Green coding - Confluent: Sustainability through data streaming
This is a guest post for the Computer Weekly Developer Network written by Peter Pugh-Jones in his capacity as director of financial services at Confluent.
Confluent is a full-scale data streaming platform that enables users to access, store and manage data as continuous, real-time streams – built by the original creators of Apache Kafka, Confluent expands the benefits of Kafka with enterprise-grade features, while removing the burden of Kafka management or monitoring.
As TechTarget reminds us Apache Kafka is a distributed publish-subscribe messaging system that receives data from disparate source systems and makes the data available to target systems in real-time.
Pugh-Jones writes in full as follows…
It’s no secret that big data can come with a big environmental impact.
For every one gigabyte stored in the cloud, around seven kilowatts of energy are used per hour.

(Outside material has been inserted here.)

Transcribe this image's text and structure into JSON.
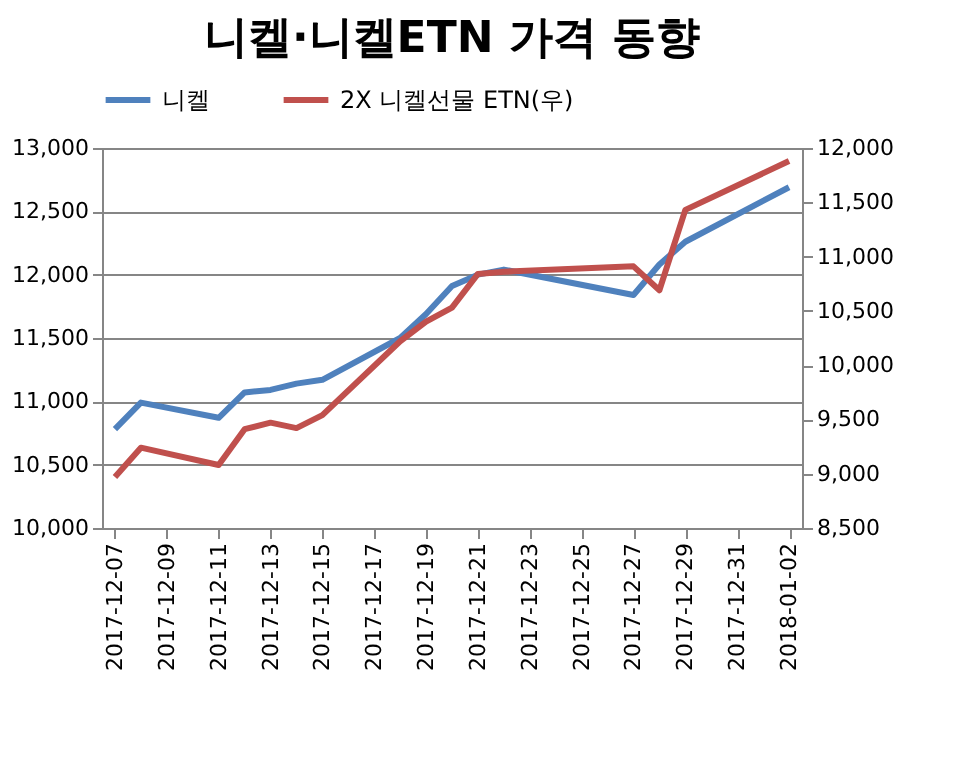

That means that if a business stores ten terabytes of data, it’s creating a carbon footprint equivalent to 500 kg of CO2.
But it’s not just storage, all aspects of processing, analysis and software development come with their own environmental burdens. But here’s the good news, data-driven technologies are also helping to change the world for the better.
Systematic sustainability
Digital data is helping to streamline processes, driving environmental decision making and uncovering new and more sustainable ways of working.
Developers are also pushing for their own solutions. This concept of ‘green coding’ — a practice that prioritises efficiency and sustainability in software development — is gaining increasing traction, as is a push for greater awareness of tech supply chains and ethical data storage decisions.
So how can businesses adopt greener coding practices and where does data streaming fit into this sustainable future?
Batch vs real-time streaming
When it comes to managing data, businesses must make a choice between batch processing (processing large volumes at scheduled intervals) and data streaming (continuously processing data in real-time as it arrives).
The common misconception is that continuous streaming must be less efficient because it requires constant processing power. Similar to a TV on standby, the logic goes that running something continuously is worse than switching it on and off when needed.
In reality, the opposite is true. Batch processing requires such regular and intensive spikes in processing power that it’s significantly less efficient than a continuous low-level stream. To continue our television analogy, it’s equivalent to turning a TV on and off 500 times a minute rather than leaving it on standby. The result is actually far more energy being consumed.
In contrast, data streaming means that a constant flow of data can be processed at all times. Rather than waiting for a mass of messages to accumulate and then processing them via one huge spike in CPU power, you’re instead running one message at a time and using a far smaller amount of energy. In terms of resource consumption, the result is a gently flowing stream rather than a sudden tidal wave.
Providing predictable processing
Streaming data doesn’t just benefit from lower CPU usage, it also provides for more predictable processing overall. By switching from sudden spikes in processing to a continuous predictable flow, data streaming allows organisations to better predict and forecast their requirements. Take Apache Flink as an example. Apache Flink is an open source stream-processing framework — a popular technology for those who opt for real-time data streaming.
With Flink Actions (the operations that are applied to data streams when using Apache Flink), users can not only enable real-time data processing, but also analytics. These analytics help organisations develop a clear and reliable understanding of their usage, with less need to build in contingency for sudden unexpected spikes. By lowering this need for unused cloud contingency, organisations can increase efficiency, reduce costs, and ultimately develop more sustainable processing.
Frameworks like Apache Flink — managed via a data-streaming platform (Ed: could our erstwhile author here be referring to Confluent perchance?) also come with the added benefit of being serverless.
Serverless suitability
This serverless nature means that computing resources can be scaled up or down based on workload. As the volume of data being processed fluctuates, the infrastructure adjusts in real-time to handle the load efficiently without human intervention.
Not only does this lead to more responsive, efficient and cost-effective data processing, it also aligns with the principles of green coding by minimising idle computational resources. The infrastructure is used only when active processing occurs, limiting energy waste.
This approach also encourages developers to focus on writing efficient, event-driven functions that consume fewer resources — without having to account for the bottlenecks associated with batch processing. This shift in focus can ultimately help to promote sustainability throughout the entire software development lifecycle.
Caveat emptor
Despite all of these benefits, there is of course one caveat.
While green coding and data streaming can get you so far, much of what’s been described in this article still depends on specific cloud suppliers and those behind your data storage.
Having said that, more and more of these suppliers are coming to realise the huge benefits of going green. Not only is sustainability the right thing to do, but it’s also highly marketable, saves on energy and saves on cost. Leading serverless providers often use renewable energy sources to power their data centres, further reducing the carbon footprint of Apache Fink and similar serverless computing frameworks. This shift towards green energy is integral to sustainable computing practices.
For those working in high-event data-driven industries, the combination of data streaming and a green cloud provider represents a major step towards a more sustainable, data-driven future.